Außer seiner Zeit als Bremens Bevollmächtigter beim Bund hatte Carstens 1945–47 als Berater und Mitarbeiter des Bremer Bürgermeisters und Justizsenators Theodor Spitta bei der Ausarbeitung der Bremer Verfassung mitgewirkt und Bürgermeister Kaisen 1950 in den USA bei den Verhandlungen zur Wiederzulassung des deutschen Schiffbaus unterstützt. Carstens verstarb 1992 und wurde auf dem Riensberger Friedhof beigesetzt.
Carstens war drei Jahrzehnte jünger als sein erster Vorgänger im Amt des Bundespräsidenten und 19 Jahre alt, als 1933 zu Beginn der NS-Zeit Theodor Heuss' Bücher öffentlich verbrannt wurden. Während der Ältere in der Diktatur kaltgestellt und zum Wegducken verdammt war, musste der Jüngere Studium und Kriegseinsatz im offenen Blickfeld der Zwangsideologie absolvieren. Wie genau er sich dabei zum NS-System verhielt, ist unterschiedlich bewertet worden.
1949 wurde Theodor Heuss zum ersten Präsidenten der Bundesrepublik gewählt und blieb es bis zum Ende seiner zweiten Amtszeit 1959. Wenige Tage nach Heuss' Tod am 12. September 1963 beschloss der Senat, dem Verstorbenen im Bremer Rathaus dauerhaft ein ehrendes Andenken einzurichten. Die Wahl fiel 1965 auf diese von Gerhard Marcks geschaffene Bronzebüste.
Dass der Präsident bundesweit nicht ganz unbeliebt gewesen sein kann, davon zeugt allein sein volksmundlicher Name "Papa Heuss", und wenn er sich dem Land Bremen gegenüber als sehr zugeneigt zeigte, dann dürfte es vor allem an seiner freundschaftlichen Verbindung zu Bürgermeister Wilhelm Kaisen gelegen haben. Als einer der wenigen Ausnahmefälle von der traditionellen Regel, dass die "Stiftung Haus Seefahrt" Auswärtige je nur einmal zur Schaffermahlzeit lädt, war Heuss zweimal Ehrengast (1952 und 1955).

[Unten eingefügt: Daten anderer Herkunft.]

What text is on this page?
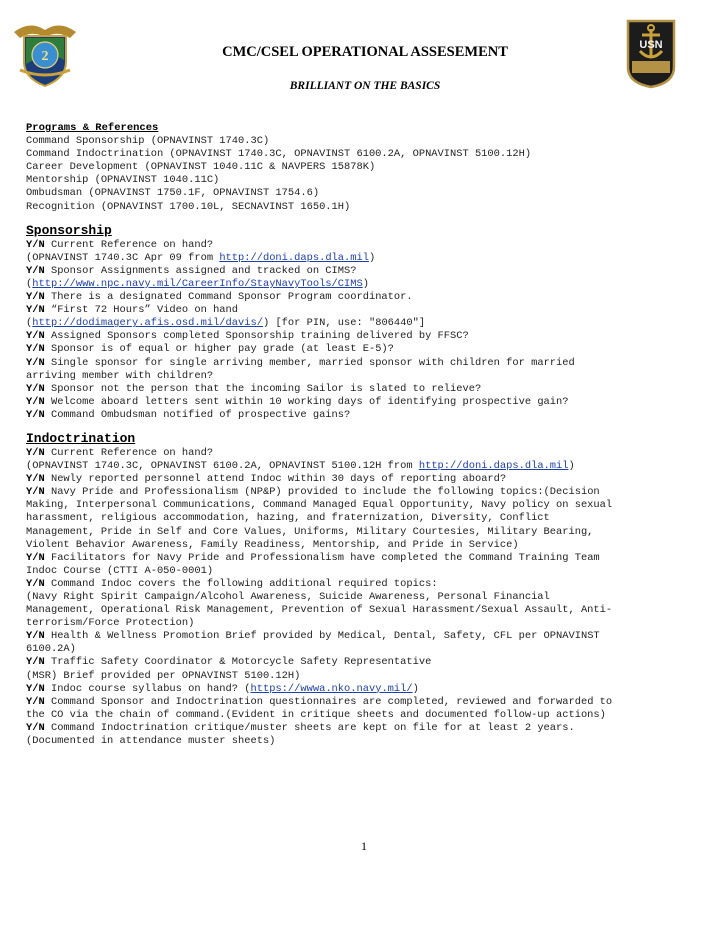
2
USN
CMC/CSEL OPERATIONAL ASSESEMENT
BRILLIANT ON THE BASICS
Programs & References
Command Sponsorship (OPNAVINST 1740.3C)
Command Indoctrination (OPNAVINST 1740.3C, OPNAVINST 6100.2A, OPNAVINST 5100.12H)
Career Development (OPNAVINST 1040.11C & NAVPERS 15878K)
Mentorship (OPNAVINST 1040.11C)
Ombudsman (OPNAVINST 1750.1F, OPNAVINST 1754.6)
Recognition (OPNAVINST 1700.10L, SECNAVINST 1650.1H)
Sponsorship
Y/N Current Reference on hand?
(OPNAVINST 1740.3C Apr 09 from http://doni.daps.dla.mil)
Y/N Sponsor Assignments assigned and tracked on CIMS?
(http://www.npc.navy.mil/CareerInfo/StayNavyTools/CIMS)
Y/N There is a designated Command Sponsor Program coordinator.
Y/N “First 72 Hours” Video on hand
(http://dodimagery.afis.osd.mil/davis/) [for PIN, use: "806440"]
Y/N Assigned Sponsors completed Sponsorship training delivered by FFSC?
Y/N Sponsor is of equal or higher pay grade (at least E-5)?
Y/N Single sponsor for single arriving member, married sponsor with children for married
arriving member with children?
Y/N Sponsor not the person that the incoming Sailor is slated to relieve?
Y/N Welcome aboard letters sent within 10 working days of identifying prospective gain?
Y/N Command Ombudsman notified of prospective gains?
Indoctrination
Y/N Current Reference on hand?
(OPNAVINST 1740.3C, OPNAVINST 6100.2A, OPNAVINST 5100.12H from http://doni.daps.dla.mil)
Y/N Newly reported personnel attend Indoc within 30 days of reporting aboard?
Y/N Navy Pride and Professionalism (NP&P) provided to include the following topics:(Decision
Making, Interpersonal Communications, Command Managed Equal Opportunity, Navy policy on sexual
harassment, religious accommodation, hazing, and fraternization, Diversity, Conflict
Management, Pride in Self and Core Values, Uniforms, Military Courtesies, Military Bearing,
Violent Behavior Awareness, Family Readiness, Mentorship, and Pride in Service)
Y/N Facilitators for Navy Pride and Professionalism have completed the Command Training Team
Indoc Course (CTTI A-050-0001)
Y/N Command Indoc covers the following additional required topics:
(Navy Right Spirit Campaign/Alcohol Awareness, Suicide Awareness, Personal Financial
Management, Operational Risk Management, Prevention of Sexual Harassment/Sexual Assault, Anti-
terrorism/Force Protection)
Y/N Health & Wellness Promotion Brief provided by Medical, Dental, Safety, CFL per OPNAVINST
6100.2A)
Y/N Traffic Safety Coordinator & Motorcycle Safety Representative
(MSR) Brief provided per OPNAVINST 5100.12H)
Y/N Indoc course syllabus on hand? (https://wwwa.nko.navy.mil/)
Y/N Command Sponsor and Indoctrination questionnaires are completed, reviewed and forwarded to
the CO via the chain of command.(Evident in critique sheets and documented follow-up actions)
Y/N Command Indoctrination critique/muster sheets are kept on file for at least 2 years.
(Documented in attendance muster sheets)
1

1884 im württembergischen Brackenheim geboren, studierte Heuss nach dem Abitur in Heilbronn in München und Berlin u.a. National-ökonomie (heute: Volkswirtschaftslehre), Philosophie und Kunstgeschichte. Schon als Schüler hatte er sich für die Lehre und Arbeit des Theologen und liberalen Politikers Friedrich Naumann (1860–1919) begeistert und engagierte sich später in vielen von dessen publizistischen, kulturellen und politischen Initiativen. Heuss war in den 1920er Jahren zumeist gleichzeitig als Reichstagsabgeordneter, Publizist, Journalist Ωund Verbandsfunktionär aktiv (Deutscher Werkbund, Schutzverband deutscher Schriftsteller). Seit 1930 bekämpfte er mit Reden, Vorträgen und Schriften den erstarkenden Nationalsozialismus und besonders dessen Anführer, Adolf Hitler. Als dieser 1933 an die Macht kam, musste Heuss fast alle Tätigkeiten aufgeben und konnte sich nur noch in Nischen und, wenn überhaupt, unkritisch der NS-Ideologie gegenüber äußern. Auch das sozial-politische und christliche Engagement seiner Frau Elly Heuss-Knapp (1881–1952) war in der NS-Zeit unmöglich. Sie hielt die Familie wirtschaftlich mit der Produktion von Werbetexten (und Radiospots sowie Jingles) über Wasser (u.a. für "Nivea" und Kaffee Hag mit der Marke "Kaba, der Plantagentrank").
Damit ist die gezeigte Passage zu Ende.